Front Mol Med ; 2: 933188, 2022.
Artículo en Inglés | MEDLINE | ID: mdl-39086968

RESUMEN

Background: Heat shock protein 60 (HSP60), a potentially homeostatic antigen, is involved in physiological and non-physiological conditions. Experimental data support the role of HSP60 in placental and mitochondrial steroidogenesis. Furthermore, HSP60 is translocated into the endothelial-cell plasma membrane and the extracellular space under stress conditions, promoting the atherosclerotic process. Therefore, we investigated the association between HSP60 and endothelial function in postmenopausal women, considering the possible atherogenic effect of androgenic hormones. Methods: This study included 123 healthy postmenopausal women. Exclusion criteria were treated hypertension or dyslipidaemia, menopause hormone therapy during the last 6 months, and previously diagnosed peripheral vascular disease or cardiovascular disease. Fasting venous blood samples were obtained for biochemical and hormonal assessment and evaluation of HSP60. Sonographic assessment of flow-mediated dilation (FMD) occurred immediately after that in one session. Results: Univariate analysis showed that women with FMD values below median 5.12% had lower logHSP60 values (low vs. high FMD, HSP60 values: 2.01 ± 1.16 ng/ml vs. 3.22 ± 1.17 ng/ml, p-value = 0.031).
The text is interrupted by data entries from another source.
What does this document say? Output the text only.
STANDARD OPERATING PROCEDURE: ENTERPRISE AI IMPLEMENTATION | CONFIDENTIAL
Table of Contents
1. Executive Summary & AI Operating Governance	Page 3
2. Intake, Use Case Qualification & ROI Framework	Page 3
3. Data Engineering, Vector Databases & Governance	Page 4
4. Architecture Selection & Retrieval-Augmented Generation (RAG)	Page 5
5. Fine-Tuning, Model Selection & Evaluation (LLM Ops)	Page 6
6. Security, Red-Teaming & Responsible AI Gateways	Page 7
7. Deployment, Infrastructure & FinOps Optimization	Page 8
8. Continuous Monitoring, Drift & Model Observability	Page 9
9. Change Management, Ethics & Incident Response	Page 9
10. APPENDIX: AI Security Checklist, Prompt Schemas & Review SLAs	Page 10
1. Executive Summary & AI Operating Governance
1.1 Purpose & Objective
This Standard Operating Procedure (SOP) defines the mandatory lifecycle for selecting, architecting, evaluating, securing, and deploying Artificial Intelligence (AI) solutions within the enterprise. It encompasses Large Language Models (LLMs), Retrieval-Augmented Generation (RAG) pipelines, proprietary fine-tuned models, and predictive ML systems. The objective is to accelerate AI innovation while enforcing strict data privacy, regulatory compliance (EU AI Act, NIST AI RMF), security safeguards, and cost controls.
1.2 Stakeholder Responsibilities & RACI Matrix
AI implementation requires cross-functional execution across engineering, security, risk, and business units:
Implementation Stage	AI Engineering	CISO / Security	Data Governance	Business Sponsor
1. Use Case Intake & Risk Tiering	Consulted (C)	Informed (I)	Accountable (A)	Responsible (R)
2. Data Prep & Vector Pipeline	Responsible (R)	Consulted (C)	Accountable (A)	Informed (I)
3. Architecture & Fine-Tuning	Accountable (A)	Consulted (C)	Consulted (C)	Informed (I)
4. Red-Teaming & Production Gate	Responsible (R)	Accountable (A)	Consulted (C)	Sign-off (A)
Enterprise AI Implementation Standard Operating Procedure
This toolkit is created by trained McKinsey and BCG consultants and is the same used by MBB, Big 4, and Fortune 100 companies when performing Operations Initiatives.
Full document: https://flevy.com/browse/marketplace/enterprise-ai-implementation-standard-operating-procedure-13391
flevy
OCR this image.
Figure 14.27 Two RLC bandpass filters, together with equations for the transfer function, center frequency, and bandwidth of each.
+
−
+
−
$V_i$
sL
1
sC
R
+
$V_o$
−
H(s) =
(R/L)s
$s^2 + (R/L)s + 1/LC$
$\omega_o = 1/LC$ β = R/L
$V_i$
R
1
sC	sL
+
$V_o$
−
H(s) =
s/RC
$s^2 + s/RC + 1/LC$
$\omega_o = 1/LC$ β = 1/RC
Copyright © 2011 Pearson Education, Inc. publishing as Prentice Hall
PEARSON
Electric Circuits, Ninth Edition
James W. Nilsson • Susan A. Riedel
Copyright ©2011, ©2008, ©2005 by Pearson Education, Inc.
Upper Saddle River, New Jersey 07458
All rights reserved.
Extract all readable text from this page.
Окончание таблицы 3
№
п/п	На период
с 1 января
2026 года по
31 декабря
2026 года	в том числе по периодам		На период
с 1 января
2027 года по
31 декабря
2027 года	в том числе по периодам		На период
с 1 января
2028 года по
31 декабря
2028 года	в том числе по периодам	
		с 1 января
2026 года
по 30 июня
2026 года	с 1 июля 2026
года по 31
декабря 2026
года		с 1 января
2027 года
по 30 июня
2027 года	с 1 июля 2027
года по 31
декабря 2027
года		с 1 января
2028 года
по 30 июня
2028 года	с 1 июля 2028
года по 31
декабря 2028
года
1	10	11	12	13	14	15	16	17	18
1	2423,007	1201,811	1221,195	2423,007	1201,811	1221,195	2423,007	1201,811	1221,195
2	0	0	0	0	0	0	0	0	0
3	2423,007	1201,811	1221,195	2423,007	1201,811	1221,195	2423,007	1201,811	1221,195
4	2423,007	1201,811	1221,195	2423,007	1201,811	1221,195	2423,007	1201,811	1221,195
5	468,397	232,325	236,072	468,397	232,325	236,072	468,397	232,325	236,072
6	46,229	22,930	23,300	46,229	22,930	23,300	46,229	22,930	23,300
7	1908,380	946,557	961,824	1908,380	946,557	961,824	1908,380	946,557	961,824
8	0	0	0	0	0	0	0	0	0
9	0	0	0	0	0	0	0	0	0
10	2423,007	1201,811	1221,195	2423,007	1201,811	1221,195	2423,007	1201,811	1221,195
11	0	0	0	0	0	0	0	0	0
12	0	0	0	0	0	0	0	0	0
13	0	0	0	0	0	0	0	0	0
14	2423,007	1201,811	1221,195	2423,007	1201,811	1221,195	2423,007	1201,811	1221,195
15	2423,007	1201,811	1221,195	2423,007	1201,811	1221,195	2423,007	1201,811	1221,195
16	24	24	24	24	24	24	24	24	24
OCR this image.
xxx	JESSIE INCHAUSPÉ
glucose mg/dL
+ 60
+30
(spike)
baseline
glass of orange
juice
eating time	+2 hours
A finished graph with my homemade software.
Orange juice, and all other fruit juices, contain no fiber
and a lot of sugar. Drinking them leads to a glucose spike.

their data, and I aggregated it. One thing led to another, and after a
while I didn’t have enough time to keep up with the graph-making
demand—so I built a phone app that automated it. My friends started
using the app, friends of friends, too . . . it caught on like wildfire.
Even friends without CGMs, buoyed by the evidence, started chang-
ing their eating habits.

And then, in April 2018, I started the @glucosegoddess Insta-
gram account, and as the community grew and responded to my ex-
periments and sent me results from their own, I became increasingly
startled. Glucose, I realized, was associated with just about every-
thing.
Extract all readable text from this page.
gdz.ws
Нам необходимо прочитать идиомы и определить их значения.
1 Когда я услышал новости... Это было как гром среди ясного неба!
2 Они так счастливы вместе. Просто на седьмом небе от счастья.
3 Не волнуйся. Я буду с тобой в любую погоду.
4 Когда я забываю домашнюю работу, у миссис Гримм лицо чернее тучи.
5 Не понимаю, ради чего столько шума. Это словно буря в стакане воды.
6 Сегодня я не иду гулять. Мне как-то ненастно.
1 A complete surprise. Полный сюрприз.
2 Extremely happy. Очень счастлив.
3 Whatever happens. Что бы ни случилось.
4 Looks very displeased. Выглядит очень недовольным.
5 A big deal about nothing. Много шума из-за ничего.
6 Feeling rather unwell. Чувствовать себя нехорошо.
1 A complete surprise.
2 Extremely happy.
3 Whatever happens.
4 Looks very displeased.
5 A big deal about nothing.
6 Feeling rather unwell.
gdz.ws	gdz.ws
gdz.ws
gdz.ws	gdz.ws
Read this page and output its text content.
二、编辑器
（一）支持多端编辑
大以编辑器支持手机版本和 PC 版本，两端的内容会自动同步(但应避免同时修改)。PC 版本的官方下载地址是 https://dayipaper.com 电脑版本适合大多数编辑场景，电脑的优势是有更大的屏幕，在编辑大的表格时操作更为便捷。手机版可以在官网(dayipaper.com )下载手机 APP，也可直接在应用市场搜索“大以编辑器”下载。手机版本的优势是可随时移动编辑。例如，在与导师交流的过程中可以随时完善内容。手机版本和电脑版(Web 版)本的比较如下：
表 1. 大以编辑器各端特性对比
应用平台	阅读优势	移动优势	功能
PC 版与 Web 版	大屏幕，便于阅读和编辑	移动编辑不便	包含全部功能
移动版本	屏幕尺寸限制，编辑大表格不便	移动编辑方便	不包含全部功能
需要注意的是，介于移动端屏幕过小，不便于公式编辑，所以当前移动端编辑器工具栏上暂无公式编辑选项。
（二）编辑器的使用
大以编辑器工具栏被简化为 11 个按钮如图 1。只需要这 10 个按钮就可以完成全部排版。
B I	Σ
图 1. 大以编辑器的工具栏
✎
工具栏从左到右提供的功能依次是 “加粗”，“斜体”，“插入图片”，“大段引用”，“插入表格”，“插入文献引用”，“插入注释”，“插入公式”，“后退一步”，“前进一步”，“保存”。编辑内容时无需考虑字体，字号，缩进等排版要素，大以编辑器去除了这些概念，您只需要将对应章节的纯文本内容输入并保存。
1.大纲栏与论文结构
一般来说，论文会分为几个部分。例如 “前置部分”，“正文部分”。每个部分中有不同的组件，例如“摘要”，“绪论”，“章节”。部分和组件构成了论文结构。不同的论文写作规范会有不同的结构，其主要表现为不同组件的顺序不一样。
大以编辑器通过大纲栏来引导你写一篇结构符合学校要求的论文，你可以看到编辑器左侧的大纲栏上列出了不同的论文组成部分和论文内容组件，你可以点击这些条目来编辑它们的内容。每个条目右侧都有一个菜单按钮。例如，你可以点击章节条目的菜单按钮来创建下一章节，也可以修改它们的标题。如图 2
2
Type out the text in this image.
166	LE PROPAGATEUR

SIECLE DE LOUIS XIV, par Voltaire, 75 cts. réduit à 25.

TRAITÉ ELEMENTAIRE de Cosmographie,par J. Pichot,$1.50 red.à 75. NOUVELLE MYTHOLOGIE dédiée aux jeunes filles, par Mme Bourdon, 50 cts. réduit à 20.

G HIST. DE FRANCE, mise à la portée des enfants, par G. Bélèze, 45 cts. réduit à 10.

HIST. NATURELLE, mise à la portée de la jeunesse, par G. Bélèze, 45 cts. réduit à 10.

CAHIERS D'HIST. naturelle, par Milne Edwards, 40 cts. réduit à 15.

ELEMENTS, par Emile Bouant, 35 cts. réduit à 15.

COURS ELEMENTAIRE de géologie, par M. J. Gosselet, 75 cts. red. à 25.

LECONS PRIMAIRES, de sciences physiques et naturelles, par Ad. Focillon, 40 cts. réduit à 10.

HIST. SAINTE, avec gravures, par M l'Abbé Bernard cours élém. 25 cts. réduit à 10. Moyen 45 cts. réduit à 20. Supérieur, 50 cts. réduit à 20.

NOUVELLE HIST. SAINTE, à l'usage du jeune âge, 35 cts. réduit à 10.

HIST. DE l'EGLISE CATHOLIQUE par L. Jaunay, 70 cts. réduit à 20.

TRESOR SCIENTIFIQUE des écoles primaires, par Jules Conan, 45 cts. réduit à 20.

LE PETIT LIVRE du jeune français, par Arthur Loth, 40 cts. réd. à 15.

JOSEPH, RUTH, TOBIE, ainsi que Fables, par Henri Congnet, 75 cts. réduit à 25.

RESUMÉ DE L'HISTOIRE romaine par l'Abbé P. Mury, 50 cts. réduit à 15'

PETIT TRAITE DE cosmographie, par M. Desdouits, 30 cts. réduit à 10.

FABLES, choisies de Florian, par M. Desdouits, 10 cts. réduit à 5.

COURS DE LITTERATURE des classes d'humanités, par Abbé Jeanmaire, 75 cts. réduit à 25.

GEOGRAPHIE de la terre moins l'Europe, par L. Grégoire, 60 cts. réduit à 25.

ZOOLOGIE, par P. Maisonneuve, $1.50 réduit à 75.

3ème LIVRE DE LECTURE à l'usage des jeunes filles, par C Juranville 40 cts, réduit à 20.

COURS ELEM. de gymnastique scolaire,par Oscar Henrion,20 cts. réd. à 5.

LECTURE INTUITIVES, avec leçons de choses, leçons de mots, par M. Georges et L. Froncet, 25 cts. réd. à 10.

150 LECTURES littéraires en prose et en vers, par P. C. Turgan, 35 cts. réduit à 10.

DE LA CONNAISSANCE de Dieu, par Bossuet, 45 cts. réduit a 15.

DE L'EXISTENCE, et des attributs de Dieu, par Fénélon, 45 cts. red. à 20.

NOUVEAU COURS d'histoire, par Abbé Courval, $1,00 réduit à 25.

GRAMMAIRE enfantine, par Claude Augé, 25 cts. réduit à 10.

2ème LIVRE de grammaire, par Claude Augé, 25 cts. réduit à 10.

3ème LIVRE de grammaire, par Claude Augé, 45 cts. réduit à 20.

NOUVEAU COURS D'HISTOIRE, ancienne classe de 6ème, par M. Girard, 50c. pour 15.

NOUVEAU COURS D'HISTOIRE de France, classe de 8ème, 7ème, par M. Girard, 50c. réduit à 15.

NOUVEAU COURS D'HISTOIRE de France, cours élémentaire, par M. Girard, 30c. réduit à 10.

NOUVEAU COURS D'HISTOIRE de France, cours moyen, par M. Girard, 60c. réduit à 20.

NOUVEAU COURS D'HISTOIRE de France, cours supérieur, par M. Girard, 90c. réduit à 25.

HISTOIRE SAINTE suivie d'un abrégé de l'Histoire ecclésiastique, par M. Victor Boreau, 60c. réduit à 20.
Multivariable analysis showed that logHSP60 was associated with FMD (b-coefficient = 0.171, p-value = 0.046), adjusting for traditional cardiovascular risk factors (TRFs) and insulin levels. Further adjustment for testosterone and DHEAS rendered the result non-significant. In the multivariable analysis, FMD was associated with insulin (b-coefficient = -0.166, p-value = 0.034), testosterone (b-coefficient = -0.165, p-value = 0.034), DHEAS (b-coefficient = -0.187, p-value = 0.017), adjusting for TRFs. Discussion: The results of this study indicate that the association between androgens and endothelial function is possibly mediated by HSP60 molecules, in women with low insulin resistance and androgenicity. Further prospective studies are needed to explore the significance of our findings.